After you’ve satisfied your critique partners and polished the story as best you can, off it goes to the editor.
Then you hold your breath.
I don’t have anything in the editing process right now but one of my critique partners does. She just got back her edits and a revision letter, and we’re trying to sort it all out. Her job is to forge on and make this story the best it can be. My job is to keep her from slitting her wrists in the process.
One of the hardest parts of writing a story is to put your vision of the scene and your notion of the character on the page. That sounds simple enough and it is in theory — in practice, though, it’s hard to accomplish.
The author and the critique partners have discussed the characters, the situation, and the setting. While these characters all come from the author’s imagination, the critiquers are often involved in every stage of development. When they read a scene, they already know what’s supposed to be there, which means it’s very easy to understand a character’s motivation even if it’s not on the page.
However, the editor hasn’t been involved at all, and is a fresh pair of eyes. She only sees what’s written, and sometimes gets the complete wrong impression of a character. So the editor writes: “Is your heroine really this naïve?” And you mutter, “Why on earth would she think that?” The editor thinks that because the heroine’s motivation or circumstance is not on the page! Simple enough.
Usually simple enough to fix, too, if the author can figure out how.
The hardest part of it all is coming to terms that her masterpiece is, in fact, not. It’s very much akin to having someone tell you your new baby is ugly. Must of us write from the heart and our stories are part of us. We don’t want the evil editor to tell us our babies are ugly. But to deliver the best book we can, we must hear the truth and embrace it.
The irony is, we love our editors even if we’d like to fit them with concrete boots. That sounds crazy, but every author I know would go to the end of the earth, including pulverizing our own egos, to make our stories come alive. You see, we really get a kick out of creating these characters and worlds, and we want our readers to enjoy them as much as we do.

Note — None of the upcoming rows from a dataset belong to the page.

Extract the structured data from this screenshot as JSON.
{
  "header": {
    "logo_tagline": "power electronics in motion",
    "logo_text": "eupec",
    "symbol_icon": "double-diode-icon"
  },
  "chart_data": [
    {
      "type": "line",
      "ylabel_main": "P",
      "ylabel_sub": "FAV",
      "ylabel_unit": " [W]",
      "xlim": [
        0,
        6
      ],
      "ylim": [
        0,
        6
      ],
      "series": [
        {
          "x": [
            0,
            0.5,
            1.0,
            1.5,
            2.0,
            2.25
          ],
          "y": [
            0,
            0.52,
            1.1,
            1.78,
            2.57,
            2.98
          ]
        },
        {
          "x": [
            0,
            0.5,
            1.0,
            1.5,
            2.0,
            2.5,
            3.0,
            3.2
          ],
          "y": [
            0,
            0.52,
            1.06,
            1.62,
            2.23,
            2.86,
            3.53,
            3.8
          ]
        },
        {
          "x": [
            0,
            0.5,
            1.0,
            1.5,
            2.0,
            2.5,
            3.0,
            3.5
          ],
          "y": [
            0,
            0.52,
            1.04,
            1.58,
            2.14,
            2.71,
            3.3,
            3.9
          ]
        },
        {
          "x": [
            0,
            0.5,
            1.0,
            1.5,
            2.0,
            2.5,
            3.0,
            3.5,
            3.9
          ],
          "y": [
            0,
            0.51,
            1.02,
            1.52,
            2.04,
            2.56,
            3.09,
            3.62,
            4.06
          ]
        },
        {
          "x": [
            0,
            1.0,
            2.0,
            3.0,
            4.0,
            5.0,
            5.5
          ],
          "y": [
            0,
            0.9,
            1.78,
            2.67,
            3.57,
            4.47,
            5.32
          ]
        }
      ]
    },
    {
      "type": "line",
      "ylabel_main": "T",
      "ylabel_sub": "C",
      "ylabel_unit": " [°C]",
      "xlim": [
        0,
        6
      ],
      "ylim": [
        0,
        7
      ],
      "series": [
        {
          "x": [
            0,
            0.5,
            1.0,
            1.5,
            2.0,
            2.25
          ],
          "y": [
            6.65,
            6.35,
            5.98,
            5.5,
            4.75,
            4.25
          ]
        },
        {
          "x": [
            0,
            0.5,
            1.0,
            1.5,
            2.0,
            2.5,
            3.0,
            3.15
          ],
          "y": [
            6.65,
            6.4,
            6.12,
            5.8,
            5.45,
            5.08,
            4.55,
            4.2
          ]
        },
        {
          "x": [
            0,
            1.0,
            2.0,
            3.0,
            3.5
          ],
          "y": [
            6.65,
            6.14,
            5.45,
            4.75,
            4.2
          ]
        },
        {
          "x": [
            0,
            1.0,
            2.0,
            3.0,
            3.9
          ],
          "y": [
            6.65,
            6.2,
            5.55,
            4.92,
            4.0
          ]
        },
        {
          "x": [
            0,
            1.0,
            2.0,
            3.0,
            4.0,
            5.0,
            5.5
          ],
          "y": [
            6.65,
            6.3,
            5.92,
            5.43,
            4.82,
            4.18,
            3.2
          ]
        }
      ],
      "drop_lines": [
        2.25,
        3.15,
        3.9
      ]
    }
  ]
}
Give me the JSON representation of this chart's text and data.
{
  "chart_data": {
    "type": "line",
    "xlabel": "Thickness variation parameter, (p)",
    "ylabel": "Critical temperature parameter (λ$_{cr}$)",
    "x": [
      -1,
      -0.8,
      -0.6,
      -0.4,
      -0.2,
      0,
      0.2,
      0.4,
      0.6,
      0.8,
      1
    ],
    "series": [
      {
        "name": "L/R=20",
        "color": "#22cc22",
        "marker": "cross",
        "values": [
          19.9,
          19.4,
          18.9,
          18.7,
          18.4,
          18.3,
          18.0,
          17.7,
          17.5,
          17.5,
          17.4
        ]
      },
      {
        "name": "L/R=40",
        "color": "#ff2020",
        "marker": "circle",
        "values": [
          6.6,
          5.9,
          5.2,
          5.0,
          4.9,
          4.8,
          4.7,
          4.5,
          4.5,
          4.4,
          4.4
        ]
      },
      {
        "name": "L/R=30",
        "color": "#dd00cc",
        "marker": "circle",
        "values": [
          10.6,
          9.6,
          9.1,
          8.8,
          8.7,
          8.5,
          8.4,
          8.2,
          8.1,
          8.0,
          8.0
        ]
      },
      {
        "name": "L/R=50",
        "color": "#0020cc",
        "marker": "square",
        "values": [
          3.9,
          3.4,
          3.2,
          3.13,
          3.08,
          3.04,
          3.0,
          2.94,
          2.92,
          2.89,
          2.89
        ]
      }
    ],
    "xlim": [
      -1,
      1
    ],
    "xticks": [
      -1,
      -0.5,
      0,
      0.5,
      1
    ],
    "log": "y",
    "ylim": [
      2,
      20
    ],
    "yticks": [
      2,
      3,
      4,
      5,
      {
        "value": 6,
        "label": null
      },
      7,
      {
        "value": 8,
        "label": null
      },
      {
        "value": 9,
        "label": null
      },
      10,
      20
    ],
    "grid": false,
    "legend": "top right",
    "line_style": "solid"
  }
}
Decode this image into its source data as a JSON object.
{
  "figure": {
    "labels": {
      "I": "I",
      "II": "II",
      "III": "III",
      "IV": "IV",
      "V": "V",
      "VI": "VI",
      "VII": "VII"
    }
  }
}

Good editors love books. There has to be a special place in Heaven for editors who know that their comments will cause untold misery. Still, they write the revision letter, shut their eyes, and click Send in spite of it, because they really do want to help. The easy way out would be for an editor to fix a few things so the author knows the manuscript was read, collect the fee, and be done with it. But no. A good editor puts the story first, before the author’s ego. Gulp.
Once the revisions are done and accepted, we all go out and party together. Yep, we all survived to write another day.